Mactarvish · June 8, 2023, 2:42am

I’ve just met a weird situation when using backward(), the grad will be slightly different every time I call backward() for identical conv layer and input, here’s my code:

import torch
import torch.nn as nn
torch.set_printoptions(precision=8)    


def compare_for():
    grads = []
    for i in range(10):
        r2_input, r2_conv = torch.load("r2_input_conv.pkl")
        r2_output = r2_conv(r2_input)
        loss2 = nn.SmoothL1Loss(reduction='none')(r2_output, torch.ones_like(r2_output)).mean()
        loss2.backward()

        # assert (r2_conv.weight.grad == r3_conv.weight.grad).all()
        g2 = r2_conv.weight.grad 
        grads.append(g2)

    for i in range(len(grads)):
        for j in range(i + 1, len(grads)):
            is_same = (grads[i] == grads[j]).all()
            print(is_same)
            if not is_same:
                print(torch.abs(grads[i] - grads[j]).sum())

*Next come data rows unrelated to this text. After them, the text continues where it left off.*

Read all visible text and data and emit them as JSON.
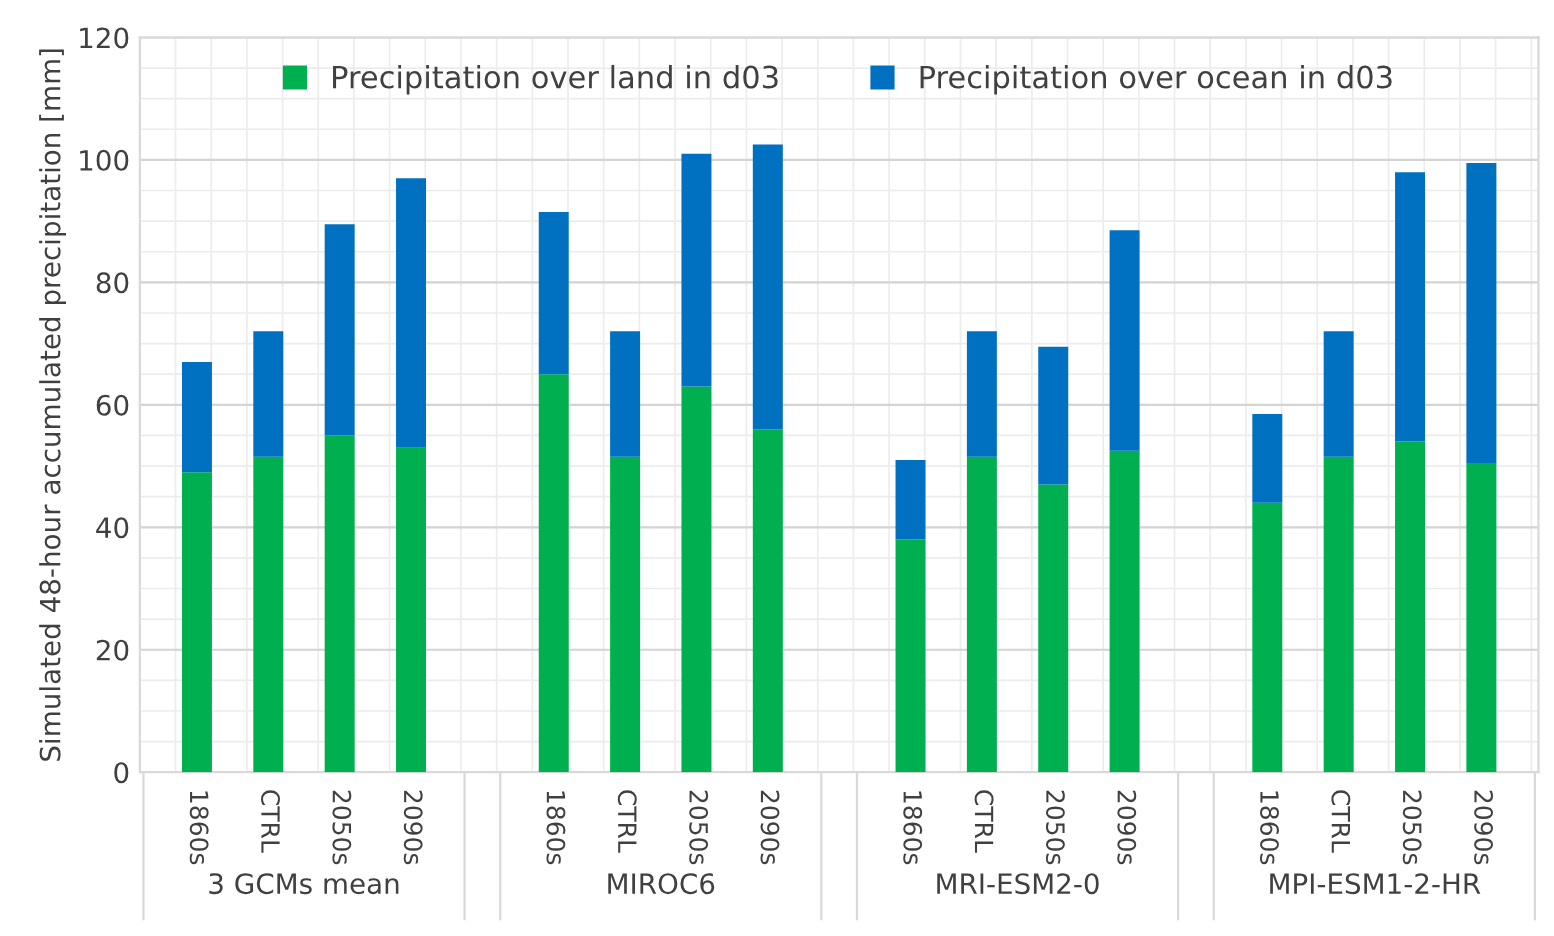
{
  "chart_data": {
    "type": "bar",
    "stacked": true,
    "ylabel": "Simulated 48-hour accumulated precipitation [mm]",
    "categories": [
      "1860s",
      "CTRL",
      "2050s",
      "2090s",
      "1860s",
      "CTRL",
      "2050s",
      "2090s",
      "1860s",
      "CTRL",
      "2050s",
      "2090s",
      "1860s",
      "CTRL",
      "2050s",
      "2090s"
    ],
    "series": [
      {
        "name": "Precipitation over land in d03",
        "color": "#00b050",
        "values": [
          49,
          51.5,
          55,
          53,
          65,
          51.5,
          63,
          56,
          38,
          51.5,
          47,
          52.5,
          44,
          51.5,
          54,
          50.5
        ]
      },
      {
        "name": "Precipitation over ocean in d03",
        "color": "#0070c0",
        "values": [
          18,
          20.5,
          34.5,
          44,
          26.5,
          20.5,
          38,
          46.5,
          13,
          20.5,
          22.5,
          36,
          14.5,
          20.5,
          44,
          49
        ]
      }
    ],
    "annotations": [
      "3 GCMs mean",
      "MIROC6",
      "MRI-ESM2-0",
      "MPI-ESM1-2-HR"
    ],
    "ylim": [
      0,
      120
    ],
    "yticks": [
      0,
      20,
      40,
      60,
      80,
      100,
      120
    ],
    "grid": true,
    "legend": "top"
  }
}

if __name__ == "__main__":
    compare_for()

And the r2_input_conv.pkl can be downloaded from:

链接: https://pan.baidu.com/s/1JoQLukOQYgT3I5hiztky9g?pwd=6wwa 提取码: 6wwa 复制这段内容后打开百度网盘手机App，操作更方便哦

What factor causes the difference? I think the grad shall be itentical no matter how many times I run the code.